Waldorf schools are unlike any other private or independent school for pre-kindergarten, kindergarten, elementary, middle and high school levels. In each grade, teachers instill a sense of enthusiasm for learning, allowing students to initiate and achieve greater success in their education. To facilitate the learning process, teachers use the most suitable techniques in their repertoire that consider the age of their students' physical and mental being. For example, elementary students at Waldorf Schools aged 7 to approximately 14 years old learn through artistic mediums such as drawing.

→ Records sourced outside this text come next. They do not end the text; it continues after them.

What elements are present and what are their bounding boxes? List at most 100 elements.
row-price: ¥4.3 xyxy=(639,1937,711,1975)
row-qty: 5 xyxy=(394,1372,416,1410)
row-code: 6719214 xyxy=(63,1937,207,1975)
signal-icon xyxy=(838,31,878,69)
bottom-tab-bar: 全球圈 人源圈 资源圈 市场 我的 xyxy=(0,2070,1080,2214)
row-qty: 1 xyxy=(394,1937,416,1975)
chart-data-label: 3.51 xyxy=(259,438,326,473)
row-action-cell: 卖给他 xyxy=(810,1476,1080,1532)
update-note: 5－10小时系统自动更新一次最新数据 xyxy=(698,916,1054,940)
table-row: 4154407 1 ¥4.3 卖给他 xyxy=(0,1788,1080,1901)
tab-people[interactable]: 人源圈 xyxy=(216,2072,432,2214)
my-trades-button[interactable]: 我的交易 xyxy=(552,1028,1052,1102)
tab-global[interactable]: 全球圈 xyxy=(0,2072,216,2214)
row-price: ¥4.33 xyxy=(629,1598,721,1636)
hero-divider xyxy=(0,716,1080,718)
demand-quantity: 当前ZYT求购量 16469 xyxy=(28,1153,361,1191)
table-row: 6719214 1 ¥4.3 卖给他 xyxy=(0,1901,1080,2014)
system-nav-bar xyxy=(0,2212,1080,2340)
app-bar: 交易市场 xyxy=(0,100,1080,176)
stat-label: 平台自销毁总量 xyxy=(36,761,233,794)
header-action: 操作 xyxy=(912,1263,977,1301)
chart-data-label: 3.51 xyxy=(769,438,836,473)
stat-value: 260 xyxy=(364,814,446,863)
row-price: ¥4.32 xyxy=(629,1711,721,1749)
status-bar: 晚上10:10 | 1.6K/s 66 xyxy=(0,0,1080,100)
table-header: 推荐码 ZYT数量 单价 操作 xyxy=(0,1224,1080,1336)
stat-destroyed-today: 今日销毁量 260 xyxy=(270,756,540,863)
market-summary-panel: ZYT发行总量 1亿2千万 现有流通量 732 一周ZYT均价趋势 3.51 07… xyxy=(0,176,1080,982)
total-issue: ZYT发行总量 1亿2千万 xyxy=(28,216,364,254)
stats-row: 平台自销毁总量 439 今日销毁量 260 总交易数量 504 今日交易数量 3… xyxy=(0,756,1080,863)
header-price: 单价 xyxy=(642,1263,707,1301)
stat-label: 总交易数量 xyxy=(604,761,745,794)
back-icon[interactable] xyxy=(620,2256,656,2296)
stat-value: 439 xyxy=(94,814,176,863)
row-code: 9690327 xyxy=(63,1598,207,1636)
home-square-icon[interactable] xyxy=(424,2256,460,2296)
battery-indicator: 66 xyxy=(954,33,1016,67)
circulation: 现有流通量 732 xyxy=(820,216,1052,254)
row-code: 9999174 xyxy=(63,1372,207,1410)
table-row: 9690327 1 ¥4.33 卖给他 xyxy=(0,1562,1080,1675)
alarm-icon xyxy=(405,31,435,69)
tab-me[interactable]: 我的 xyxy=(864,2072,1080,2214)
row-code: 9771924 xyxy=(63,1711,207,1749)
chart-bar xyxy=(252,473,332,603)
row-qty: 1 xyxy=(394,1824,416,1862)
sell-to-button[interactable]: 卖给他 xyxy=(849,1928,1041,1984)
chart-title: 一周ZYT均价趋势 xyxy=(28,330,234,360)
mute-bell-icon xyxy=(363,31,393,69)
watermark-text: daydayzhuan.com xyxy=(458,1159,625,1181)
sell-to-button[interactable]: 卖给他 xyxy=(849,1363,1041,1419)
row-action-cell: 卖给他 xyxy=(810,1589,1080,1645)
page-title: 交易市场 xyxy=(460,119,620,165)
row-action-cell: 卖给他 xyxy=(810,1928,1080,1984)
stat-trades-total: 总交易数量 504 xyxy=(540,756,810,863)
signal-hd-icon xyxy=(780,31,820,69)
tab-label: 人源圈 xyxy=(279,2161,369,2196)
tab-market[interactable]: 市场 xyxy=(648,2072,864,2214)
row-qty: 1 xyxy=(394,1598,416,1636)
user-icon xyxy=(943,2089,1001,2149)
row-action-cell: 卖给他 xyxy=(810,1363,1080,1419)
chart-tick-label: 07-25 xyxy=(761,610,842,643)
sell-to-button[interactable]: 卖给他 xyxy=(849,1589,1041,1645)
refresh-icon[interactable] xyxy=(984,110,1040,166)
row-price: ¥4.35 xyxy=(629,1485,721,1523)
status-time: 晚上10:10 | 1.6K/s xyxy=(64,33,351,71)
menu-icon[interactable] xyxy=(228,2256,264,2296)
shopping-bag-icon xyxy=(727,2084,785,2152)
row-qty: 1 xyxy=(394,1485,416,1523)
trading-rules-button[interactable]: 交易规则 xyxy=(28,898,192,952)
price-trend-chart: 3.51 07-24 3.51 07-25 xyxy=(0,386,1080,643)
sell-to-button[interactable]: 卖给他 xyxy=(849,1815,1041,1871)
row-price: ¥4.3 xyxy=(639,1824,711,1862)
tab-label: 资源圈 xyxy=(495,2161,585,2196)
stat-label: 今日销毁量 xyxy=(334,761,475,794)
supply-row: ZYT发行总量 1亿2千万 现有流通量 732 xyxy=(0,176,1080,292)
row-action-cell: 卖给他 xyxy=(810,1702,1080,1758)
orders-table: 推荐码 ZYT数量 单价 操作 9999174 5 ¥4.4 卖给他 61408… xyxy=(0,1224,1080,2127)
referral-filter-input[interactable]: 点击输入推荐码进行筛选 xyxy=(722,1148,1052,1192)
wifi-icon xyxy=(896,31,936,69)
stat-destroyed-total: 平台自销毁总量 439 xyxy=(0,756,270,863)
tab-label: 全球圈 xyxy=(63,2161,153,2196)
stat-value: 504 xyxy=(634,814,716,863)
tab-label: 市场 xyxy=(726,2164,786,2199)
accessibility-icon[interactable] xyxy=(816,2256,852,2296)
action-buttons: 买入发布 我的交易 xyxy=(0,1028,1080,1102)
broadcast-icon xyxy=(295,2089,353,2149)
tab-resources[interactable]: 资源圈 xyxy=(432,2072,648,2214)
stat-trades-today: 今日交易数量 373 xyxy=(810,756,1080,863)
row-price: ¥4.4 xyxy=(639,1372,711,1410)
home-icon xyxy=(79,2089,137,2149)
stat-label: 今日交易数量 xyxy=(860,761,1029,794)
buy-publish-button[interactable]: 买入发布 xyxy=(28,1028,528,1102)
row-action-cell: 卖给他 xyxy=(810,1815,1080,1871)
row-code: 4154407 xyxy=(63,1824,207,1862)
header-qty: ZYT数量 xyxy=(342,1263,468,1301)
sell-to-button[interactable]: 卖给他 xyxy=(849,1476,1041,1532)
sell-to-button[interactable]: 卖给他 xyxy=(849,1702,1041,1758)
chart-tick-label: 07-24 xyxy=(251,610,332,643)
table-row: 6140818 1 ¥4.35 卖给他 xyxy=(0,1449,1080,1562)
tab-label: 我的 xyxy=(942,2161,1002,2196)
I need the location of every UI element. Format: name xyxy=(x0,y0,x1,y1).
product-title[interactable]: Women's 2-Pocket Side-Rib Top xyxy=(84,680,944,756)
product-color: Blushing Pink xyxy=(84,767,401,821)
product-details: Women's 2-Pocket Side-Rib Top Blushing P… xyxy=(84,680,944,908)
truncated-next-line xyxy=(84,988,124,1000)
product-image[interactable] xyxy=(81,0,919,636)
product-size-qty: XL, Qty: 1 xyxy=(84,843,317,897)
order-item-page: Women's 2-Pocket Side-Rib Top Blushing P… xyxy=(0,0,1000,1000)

Once they reach high school, the focus shifts to more direct intellectual stimulation.
The Arrowsmith Program
Barbara Arrowsmith Young, who devised the Arrowsmith program, recalls that as a child she "read everything backwards." Getting into education was a way of solving her own problems, she says, and it wasn't until she was doing her master's degree in 1978 that she came across Russian research that described her disabilities exactly.
Young's program is now used not only at her own Arrowsmith School but in two Toronto-area separate schools. There's no glossing over the fact that her approach is rigorous. The 20 children at her school, aged from six to 17, spend part of each day on computer programs designed to re-wire their brains.
If you switch on one of the computers at Arrowsmith School, Arabic appears on the screen. It's not that the children are learning Arabic, Young says. They are learning to recognize the symbols for "cat," for instance, and then to pick out those symbols in a page of Arabic writing. It's training the brain to recognize symbols independent of the lettering we see all around us.
After three or four years in the program, children return to regular schooling with the tools for learning, and Arrowsmith claims an 80 per cent success record.